SUBSÍDIO DIDÁTICO-PEDAGÓGICO

Sugerimos que você inicie este tópico fazendo indagações acerca da natureza do Diabo. Pergunte aos alunos o que eles acham acerca das características de Satanás: É um ser espiritual? É um ser criado ou incriado? É dotado de personalidade? São perguntas importantes que devem levá-los à compreensão de como a Bíblia revela a natureza do Diabo. Por isso, após ouvir atentamente as respostas dos alunos, desenvolva o tópico levando em consideração que a palavra Satanás significa “adversário”. Nas palavras de Myer Pearlman, essa palavra descreve a intenção persistente de o Diabo obstruir os propósitos de Deus. É uma oposição que se revelou nas seguidas tentativas de impedir o plano divino de cumprir a atividade predita em Gênesis 3.15: a vinda do Messias.

  II. O LIVRO DE JÓ E AS OBRAS DE SATANÁS

1. Dor e sofrimento. A introdução do Livro de Jó apresenta Satanás como um ser capaz de agir contra o ser humano (Jó 1.12; 2.6). Através de suas ações é possível conhecer a natureza maligna de suas obras. É da natureza do Diabo provocar dor e sofrimento aos seres humanos. No livro, Satanás impõe ao patriarca um sofrimento, até então, sem precedentes, pois ninguém sofreu como Jó no Antigo Testamento. Primeiramente, o Diabo atingiu as posses dele, o que fez o patriarca sofrer ao ver o seu patrimônio destruído repentinamente. Da mesma forma, houve grande sofrimento em Jó quando ele viu a tragédia se abater sobre sua casa, pois sua família foi devastada. Entretanto, o sofrimento do homem de Uz não cessou com a perda da família. O Diabo o infligiu com uma doença que o fez padecer dor e isolar-se de todos. – Satanás ocasionou os transtornos na vida de Jó em um dia em que os filhos deste patriarca começavam suas festas. Todos os problemas recaíram sobre ele de uma só vez; enquanto um mensageiro de más notícias falava, outro chegava. As possessões mais valiosas e queridas de Jó eram os seus dez filhos, e trazem-lhe a notícia que estes estão mortos. Foram arrebatados quando Jó mais necessitava deles para o consolar pelas outras perdas. somente em Deus encontramos ajuda real em todos os momentos.

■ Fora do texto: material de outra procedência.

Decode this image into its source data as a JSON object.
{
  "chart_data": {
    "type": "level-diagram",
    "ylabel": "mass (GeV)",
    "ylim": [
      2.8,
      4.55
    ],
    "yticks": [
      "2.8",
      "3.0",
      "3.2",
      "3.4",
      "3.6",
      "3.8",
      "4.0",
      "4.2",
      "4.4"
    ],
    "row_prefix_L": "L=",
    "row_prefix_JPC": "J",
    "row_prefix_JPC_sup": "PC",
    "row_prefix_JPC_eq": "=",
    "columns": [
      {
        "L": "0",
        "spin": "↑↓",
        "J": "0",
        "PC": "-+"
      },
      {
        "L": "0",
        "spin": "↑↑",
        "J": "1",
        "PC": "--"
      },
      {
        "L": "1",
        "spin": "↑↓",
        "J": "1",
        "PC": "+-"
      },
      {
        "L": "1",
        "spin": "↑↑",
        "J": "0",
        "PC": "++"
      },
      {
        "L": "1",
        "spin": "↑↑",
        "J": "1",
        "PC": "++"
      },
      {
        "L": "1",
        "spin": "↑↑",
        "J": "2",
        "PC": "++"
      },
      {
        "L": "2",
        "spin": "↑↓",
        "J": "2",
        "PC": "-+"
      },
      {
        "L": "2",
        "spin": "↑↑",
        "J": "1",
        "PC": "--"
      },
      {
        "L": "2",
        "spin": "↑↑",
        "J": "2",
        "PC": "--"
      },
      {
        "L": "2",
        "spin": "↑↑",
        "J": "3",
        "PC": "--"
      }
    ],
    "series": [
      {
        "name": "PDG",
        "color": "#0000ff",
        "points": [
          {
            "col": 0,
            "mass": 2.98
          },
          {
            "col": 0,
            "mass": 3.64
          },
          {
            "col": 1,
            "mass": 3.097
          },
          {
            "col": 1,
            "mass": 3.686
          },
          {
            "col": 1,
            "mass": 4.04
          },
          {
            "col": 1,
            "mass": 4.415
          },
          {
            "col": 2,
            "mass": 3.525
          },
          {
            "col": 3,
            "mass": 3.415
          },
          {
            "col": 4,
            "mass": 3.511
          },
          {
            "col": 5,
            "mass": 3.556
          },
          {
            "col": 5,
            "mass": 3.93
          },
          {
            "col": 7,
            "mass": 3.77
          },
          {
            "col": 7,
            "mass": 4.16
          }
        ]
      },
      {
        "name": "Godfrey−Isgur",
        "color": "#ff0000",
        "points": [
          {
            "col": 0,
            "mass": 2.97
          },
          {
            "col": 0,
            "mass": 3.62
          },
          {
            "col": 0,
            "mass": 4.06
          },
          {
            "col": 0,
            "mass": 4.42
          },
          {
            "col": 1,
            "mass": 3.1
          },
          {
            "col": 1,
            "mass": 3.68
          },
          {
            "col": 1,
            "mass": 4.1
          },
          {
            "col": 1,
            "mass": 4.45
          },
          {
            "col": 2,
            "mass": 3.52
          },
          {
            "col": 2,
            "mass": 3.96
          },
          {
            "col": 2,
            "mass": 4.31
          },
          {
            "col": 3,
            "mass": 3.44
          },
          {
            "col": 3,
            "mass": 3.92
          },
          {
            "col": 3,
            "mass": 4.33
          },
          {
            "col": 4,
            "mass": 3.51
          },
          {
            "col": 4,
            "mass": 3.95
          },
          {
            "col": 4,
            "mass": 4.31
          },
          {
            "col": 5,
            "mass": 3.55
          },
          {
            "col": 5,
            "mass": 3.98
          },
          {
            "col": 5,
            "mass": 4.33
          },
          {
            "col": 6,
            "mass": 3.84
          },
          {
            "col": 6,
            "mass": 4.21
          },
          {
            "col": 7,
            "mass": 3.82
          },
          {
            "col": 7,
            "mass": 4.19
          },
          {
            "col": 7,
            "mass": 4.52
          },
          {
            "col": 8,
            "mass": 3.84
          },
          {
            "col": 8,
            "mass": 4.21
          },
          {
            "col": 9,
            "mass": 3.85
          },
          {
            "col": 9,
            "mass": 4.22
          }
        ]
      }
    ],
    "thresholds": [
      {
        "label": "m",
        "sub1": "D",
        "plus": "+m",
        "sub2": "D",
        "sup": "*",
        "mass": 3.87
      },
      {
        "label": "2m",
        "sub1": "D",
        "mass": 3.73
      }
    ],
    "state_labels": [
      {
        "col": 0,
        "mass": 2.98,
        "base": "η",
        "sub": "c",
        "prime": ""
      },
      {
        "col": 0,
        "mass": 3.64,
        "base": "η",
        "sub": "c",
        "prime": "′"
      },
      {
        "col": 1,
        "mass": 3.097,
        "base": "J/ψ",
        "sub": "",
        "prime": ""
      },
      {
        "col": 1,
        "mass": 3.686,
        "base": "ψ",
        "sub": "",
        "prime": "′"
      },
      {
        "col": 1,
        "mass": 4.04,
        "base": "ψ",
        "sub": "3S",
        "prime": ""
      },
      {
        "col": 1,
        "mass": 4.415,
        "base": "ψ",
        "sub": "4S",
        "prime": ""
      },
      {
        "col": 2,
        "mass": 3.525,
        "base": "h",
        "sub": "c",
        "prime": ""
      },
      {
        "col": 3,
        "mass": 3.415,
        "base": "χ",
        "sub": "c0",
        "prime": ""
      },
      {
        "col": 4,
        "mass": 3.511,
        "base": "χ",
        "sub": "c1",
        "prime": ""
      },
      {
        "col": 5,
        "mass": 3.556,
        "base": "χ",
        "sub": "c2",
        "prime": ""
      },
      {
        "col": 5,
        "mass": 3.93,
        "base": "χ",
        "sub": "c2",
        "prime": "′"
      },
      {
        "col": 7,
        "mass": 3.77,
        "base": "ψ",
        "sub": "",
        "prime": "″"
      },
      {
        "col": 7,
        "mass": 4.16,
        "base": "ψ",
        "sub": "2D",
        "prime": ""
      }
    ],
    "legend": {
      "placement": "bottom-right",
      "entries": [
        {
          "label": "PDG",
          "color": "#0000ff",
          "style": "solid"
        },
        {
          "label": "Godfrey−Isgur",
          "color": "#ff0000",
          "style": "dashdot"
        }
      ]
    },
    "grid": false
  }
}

2. Acusar. O Diabo é capaz de infligir dor e sofrimento, mas não só isso. Ele também acusa. Faz parte de sua natureza acusar. Foi o que ele fez com Jó (Jó 1.10,11). O Diabo o acusou de praticar uma religiosidade motivada por interesse. Assim como fez, posteriormente, com o apóstolo Pedro, querendo cirandá-lo (Lc 22.31,32), o Diabo quis fazer o com Jó. O livro do Apocalipse mostra a acusação como a missão do Diabo (Ap 12.10). – Observe aqui como Satanás censura a Jó. Esta é a maneira pela qual os caluniadores comumente agem; eles sugerem algo do qual não têm motivo, para fazer pensar que a sua mentira é verdade. Assim como devemos abominar a hipocrisia, também não podemos ser contados e chamados de hipócritas. Nada há de mal em colocar os nossos olhos na recompensa eterna de nossa obediência; porém, é mau colocá-la nas vantagens terrenas de nossa religião. – O povo de Deus e todos os que a Ele pertencem estão sob a sua proteção especial. A bênção de Deus enriquece, e o próprio Satanás admite isso. Foi Deus quem permitiu que Jó fosse provado. Nosso consolo é saber que Deus aprisionará o Diabo (Ap 20.1,2). Ele não tem poder para forçar os homens a pecar, a menos que estes o permitam; nem tampouco tem meios para afligir os homens, se estes não vierem do alto. Tudo isto está aqui escrito para nós, conforme a maneira dos homens. A Escritura fala dessa forma para nos mostrar que Deus dirige todos os assuntos da humanidade.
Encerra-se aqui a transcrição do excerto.